Lectura del santo evangelio según San Lucas (9, 18-22)
Una vez que Jesús estaba orando solo, lo acompañaban sus discípulos y les preguntó: «¿Quién dice la gente que soy yo?». Ellos contestaron: «Unos, que Juan el Bautista; otros, que Elías, otros dicen que ha resucitado uno de los antiguos profetas». Él les preguntó: «Y vosotros, ¿quién decís que soy yo?».

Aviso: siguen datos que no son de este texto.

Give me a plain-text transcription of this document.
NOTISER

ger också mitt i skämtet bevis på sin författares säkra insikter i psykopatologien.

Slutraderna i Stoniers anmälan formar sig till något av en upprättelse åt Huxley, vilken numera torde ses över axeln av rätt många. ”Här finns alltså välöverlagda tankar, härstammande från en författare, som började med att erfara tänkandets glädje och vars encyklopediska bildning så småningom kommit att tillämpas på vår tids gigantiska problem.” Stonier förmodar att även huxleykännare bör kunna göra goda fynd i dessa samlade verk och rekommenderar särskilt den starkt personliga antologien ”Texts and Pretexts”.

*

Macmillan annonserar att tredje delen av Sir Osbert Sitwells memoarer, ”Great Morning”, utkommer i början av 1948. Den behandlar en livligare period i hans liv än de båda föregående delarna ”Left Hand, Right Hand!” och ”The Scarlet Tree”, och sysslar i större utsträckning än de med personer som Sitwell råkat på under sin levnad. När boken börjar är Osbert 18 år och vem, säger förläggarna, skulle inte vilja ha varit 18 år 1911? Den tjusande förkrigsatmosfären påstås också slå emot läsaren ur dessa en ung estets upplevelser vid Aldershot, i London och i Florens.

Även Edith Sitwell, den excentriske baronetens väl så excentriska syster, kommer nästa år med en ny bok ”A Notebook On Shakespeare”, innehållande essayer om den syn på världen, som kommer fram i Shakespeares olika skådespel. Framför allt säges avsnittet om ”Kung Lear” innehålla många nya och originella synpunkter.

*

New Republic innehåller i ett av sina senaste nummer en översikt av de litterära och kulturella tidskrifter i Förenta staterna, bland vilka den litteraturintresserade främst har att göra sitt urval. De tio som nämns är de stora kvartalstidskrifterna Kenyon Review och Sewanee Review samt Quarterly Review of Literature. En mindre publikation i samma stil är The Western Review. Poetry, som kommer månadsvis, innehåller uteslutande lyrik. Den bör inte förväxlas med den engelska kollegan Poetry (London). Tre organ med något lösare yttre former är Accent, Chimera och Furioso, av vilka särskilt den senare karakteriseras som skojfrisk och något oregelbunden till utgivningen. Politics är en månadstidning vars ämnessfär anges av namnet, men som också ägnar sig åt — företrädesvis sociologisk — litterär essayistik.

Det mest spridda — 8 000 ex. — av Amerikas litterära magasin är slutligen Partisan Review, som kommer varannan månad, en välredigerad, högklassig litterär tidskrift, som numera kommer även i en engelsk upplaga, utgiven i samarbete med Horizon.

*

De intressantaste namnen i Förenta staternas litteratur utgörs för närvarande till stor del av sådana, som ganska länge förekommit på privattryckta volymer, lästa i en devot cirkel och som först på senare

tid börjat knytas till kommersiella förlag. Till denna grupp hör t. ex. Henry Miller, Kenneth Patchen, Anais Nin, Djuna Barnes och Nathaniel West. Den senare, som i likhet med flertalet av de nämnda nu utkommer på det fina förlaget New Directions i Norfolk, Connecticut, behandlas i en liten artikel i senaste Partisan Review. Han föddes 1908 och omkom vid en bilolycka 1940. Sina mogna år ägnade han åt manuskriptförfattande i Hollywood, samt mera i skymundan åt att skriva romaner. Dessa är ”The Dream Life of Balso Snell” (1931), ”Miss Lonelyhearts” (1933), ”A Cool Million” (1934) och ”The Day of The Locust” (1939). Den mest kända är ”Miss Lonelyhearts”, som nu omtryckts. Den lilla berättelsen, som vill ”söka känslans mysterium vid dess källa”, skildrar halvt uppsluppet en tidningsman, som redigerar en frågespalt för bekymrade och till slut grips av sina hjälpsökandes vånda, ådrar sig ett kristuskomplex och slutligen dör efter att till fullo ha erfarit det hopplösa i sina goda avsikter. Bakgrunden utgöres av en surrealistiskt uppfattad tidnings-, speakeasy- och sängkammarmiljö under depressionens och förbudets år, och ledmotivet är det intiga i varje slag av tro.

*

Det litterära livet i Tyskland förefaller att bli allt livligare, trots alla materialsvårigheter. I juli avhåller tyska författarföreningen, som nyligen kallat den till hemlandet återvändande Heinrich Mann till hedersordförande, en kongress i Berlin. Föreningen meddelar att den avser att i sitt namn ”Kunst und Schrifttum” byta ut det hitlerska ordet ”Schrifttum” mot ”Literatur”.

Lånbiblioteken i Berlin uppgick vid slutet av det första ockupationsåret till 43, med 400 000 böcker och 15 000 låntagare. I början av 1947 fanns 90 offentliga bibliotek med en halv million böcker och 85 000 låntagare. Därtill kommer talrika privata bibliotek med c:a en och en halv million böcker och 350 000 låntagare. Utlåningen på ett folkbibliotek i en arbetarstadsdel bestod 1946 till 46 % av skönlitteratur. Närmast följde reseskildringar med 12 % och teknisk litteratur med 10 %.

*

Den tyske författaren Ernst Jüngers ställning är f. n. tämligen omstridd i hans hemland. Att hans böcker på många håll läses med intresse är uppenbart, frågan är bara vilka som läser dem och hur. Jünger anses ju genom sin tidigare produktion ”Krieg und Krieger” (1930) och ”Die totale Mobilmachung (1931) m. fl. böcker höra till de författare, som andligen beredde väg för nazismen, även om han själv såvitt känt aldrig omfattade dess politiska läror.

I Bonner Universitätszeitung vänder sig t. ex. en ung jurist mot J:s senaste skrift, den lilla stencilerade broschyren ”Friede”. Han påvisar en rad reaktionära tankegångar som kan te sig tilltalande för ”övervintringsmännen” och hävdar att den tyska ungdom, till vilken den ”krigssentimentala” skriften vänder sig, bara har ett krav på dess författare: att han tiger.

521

Pedro respondió: «El Mesías de Dios».
Él les prohibió terminantemente decírselo a nadie, porque decía: «El Hijo del hombre tiene que padecer mucho, ser desechado por los ancianos, sumos sacerdotes y escribas, ser ejecutado y resucitar al tercer día».
Comentario
El Mesías de Dios
El evangelista retoma en esta perícopa la misma idea que nos dejó la liturgia de ayer, con la cuestión formulada por Herodes sobre la persona de Jesús de Nazaret: «¿Quién dice la gente que soy yo?». Pero ahora cambian radicalmente los protagonistas y son sus discípulos, los apóstoles que él mismo llamó, los que se ven confrontados con la pregunta que sigue resonando dos mil años después: «Y vosotros, ¿quién decís que soy yo?». Eso, quién dices tú que es Jesús. Para ti, en tu día a día, en tu vida, en tu espiritualidad, qué lugar ocupa, a quién tienes por Señor. Entonces Pedro ejerce de portavoz y hace una confesión canónica: «El Mesías de Dios». Cualquiera de nosotros no lo habría dicho mejor. Pero entonces, ¿por qué Jesús les prohíbe terminantemente a los suyos decíserlo a nadie? ¿No está completa la respuesta, le falta algo acaso? Sí. Ese enviado de Dios que Israel esperaba podía dar lugar a malas interpretaciones o defraudar expectativas. A ese «Mesías de Dios» le falta la explicación que de labios de Jesús adquiere tintes proféticos: le falta el sufrimiento, la pasión, el tormento de la cruz para que estalle la gloria de la resurrección al tercer día. Sin esa aclaración está incompleta la respuesta del «Mesías de Dios». Es en la cruz y en el sepulcro vacío donde se entiende sin equivocación al enviado de Dios.